Em alguns casos, existem pequenos grupos de brasileiros, a maioria somente simpatizantes, que buscam o Budismo dentro dos templos étnicos. Dificilmente essas congregações são paralelas no sentido de uma ausência de interação, conforme observado nos templos Theravada dos EUA por Numrich, apesar de existirem atividades mais direcionadas a um ou outro grupo. No aspecto mais diretamente associado à religião, a maior participação de brasileiros se dá a partir de horários de meditação ou de dias de retiro (no caso do Zen) ou a partir do oferecimento de consultas e cerimônias para a resolução de problemas (no caso do Budismo esotérico), o que varia segundo a disponibilidade de monges e a abertura da comunidade. Algumas dessas atividades são pagas e com isso garantem o seu prosseguimento, atraindo interessados na cultura japonesa ou em uma religiosidade alternativa, que são motivados por um interesse intelectual ou na busca de um status esotérico. No caso do Budismo da Terra Pura é mais difícil encontrar ressonância nas expectativas que os brasileiros esperam encontrar[49], ainda que práticas amidistas tenham atraído intelectuais que foram bastante importantes para a divulgação do Budismo em geral. Em alguns casos, uma das estratégias tem sido oferecer uma meditação baseada em alguns sutras de contemplação da Terra Pura, mas essa atividade, heterodoxa no contexto japonês, ainda encontra interrupções e resistências nas comunidades. Outra alternativa encontrada para criar pequenos espaços nos quais os brasileiros possam se interessar pela doutrina da Terra Pura foi o oferecimento de cursos doutrinais pagos, nesse caso no ramo Higashi da Jôdo Shinshû, uma alternativa que tem se estabelecido de uma forma mais contínua e com um apoio mais institucional. Como tendência geral, no entanto, as escolas da Terra Pura ainda têm pouquíssimos brasileiros e estão bastante concentradas nos nikkeis, apresentando correntes de clara resistência a uma maior abertura. Como as escolas da Terra Pura apresentam a maior estrutura de templos e o maior número de adeptos no contexto do Budismo tradicional, tendo perdido um grande número de adeptos nos últimos anos, tem sido especialmente ressaltado a necessidade de uma reorientação linguística e cultural nesses templos. Como norma geral de todos os templos étnicos, no entanto, isso tem sido feito priorizando os descendentes e buscando preservar a herança japonesa.

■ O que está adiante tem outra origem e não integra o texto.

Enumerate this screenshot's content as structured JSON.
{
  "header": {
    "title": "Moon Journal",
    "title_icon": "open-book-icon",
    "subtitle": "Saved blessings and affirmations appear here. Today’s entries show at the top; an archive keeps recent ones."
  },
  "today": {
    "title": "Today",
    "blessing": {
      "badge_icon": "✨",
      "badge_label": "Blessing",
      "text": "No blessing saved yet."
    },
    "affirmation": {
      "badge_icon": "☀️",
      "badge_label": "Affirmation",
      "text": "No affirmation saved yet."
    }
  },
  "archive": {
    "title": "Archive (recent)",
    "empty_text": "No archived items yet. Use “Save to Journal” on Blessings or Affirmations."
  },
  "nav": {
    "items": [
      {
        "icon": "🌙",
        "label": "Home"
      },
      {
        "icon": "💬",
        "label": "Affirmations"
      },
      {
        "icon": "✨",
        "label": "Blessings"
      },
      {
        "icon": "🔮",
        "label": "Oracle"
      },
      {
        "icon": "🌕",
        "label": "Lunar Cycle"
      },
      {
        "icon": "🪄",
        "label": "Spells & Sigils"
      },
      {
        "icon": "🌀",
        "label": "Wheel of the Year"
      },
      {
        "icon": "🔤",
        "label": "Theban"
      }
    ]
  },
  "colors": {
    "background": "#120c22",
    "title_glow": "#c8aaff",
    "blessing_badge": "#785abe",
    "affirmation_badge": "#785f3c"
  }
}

Para poder destacar os motivos dessa estratégia de sobrevivência é relevante uma abordagem interacionista, já que as fronteiras do grupo étnico são definidas pela evolução e diferenciação do grupo em relação à sociedade majoritária. Nesse caso, um dos fatores básicos para a adaptação de uma religião de imigrantes em outro contexto cultural, independente da intenção missionária, é a atitude valorativa existente. Uma assimetria nas relações entre os dois grupos, quer seja devido a uma diferença histórica ou sócio-econômica, ou devido a uma suposta superioridade cultural, alteram significantemente o esforço de adaptação do grupo imigrante. Por isso o encontro entre religiões e o esforço de adaptação de uma religião são dificilmente generalizáveis, variando conforme a situação histórica e o modo como diferentes grupos de imigrantes e nativos se analisam, verificando dessa forma o que pode ser adaptado e de que maneira. As diferenças existentes e supostas entre os nikkeis e brasileiros, causada por fatores culturais, históricos e sócio-econômicos, tem por isso um papel não só na formação da identidade nikkey mas também na adaptação do Budismo no Brasil[50].

Um aspecto geral é o fato do Brasil ainda ter uma carência em infraestrutura básica e um alto nível de desigualdade social. Um Budismo no contexto do Terceiro Mundo, ainda que tenha sido sugerido em alguns trabalhos acadêmicos[51], ainda não foi suficientemente descrito e estudado, sendo o Brasil um importante exemplo de como essas características podem atuar. No caso do Budismo étnico isso tem como conseqüência não só diferenças nos recursos materiais disponíveis nos templos, mas também pode influir na sustentabilidade econômica das atividades, na distribuição de poder e no foco das atividades sociais. Nesse contexto a assistência social é um campo de atuação que pode ser importante, já que existem áreas de demanda social no Brasil. De uma forma geral, no caso do Budismo nikkey os principais beneficiados dessas atividades sociais pertencem à própria comunidade étnica. Um exemplo de importante atuação social é o trabalho da escola Jôdoshû, que associou seu trabalho missionário budista com a assistência social[52], a partir de duas instituições que forma iniciadas a partir do templo, a Kodomo no sono, em São Paulo, inicialmente destinada a crianças excepcionais e a Wajunkai, em Maringá, destinada a idosos. Essas entidades têm uma diretoria e atividades independentes e apesar de seguirem orientação budista aceitam a participação de quaisquer grupos ou pessoas. A Kodomo no sono foi a princípio criada para atender crianças nikkey, mas atualmente está também aberta aos brasileiros. A associação de idosos foi a princípio criada para atender aos imigrantes que não tinham família e sofreu uma ampliação nos últimos anos, depois da doação de um terreno pela Prefeitura de Maringá.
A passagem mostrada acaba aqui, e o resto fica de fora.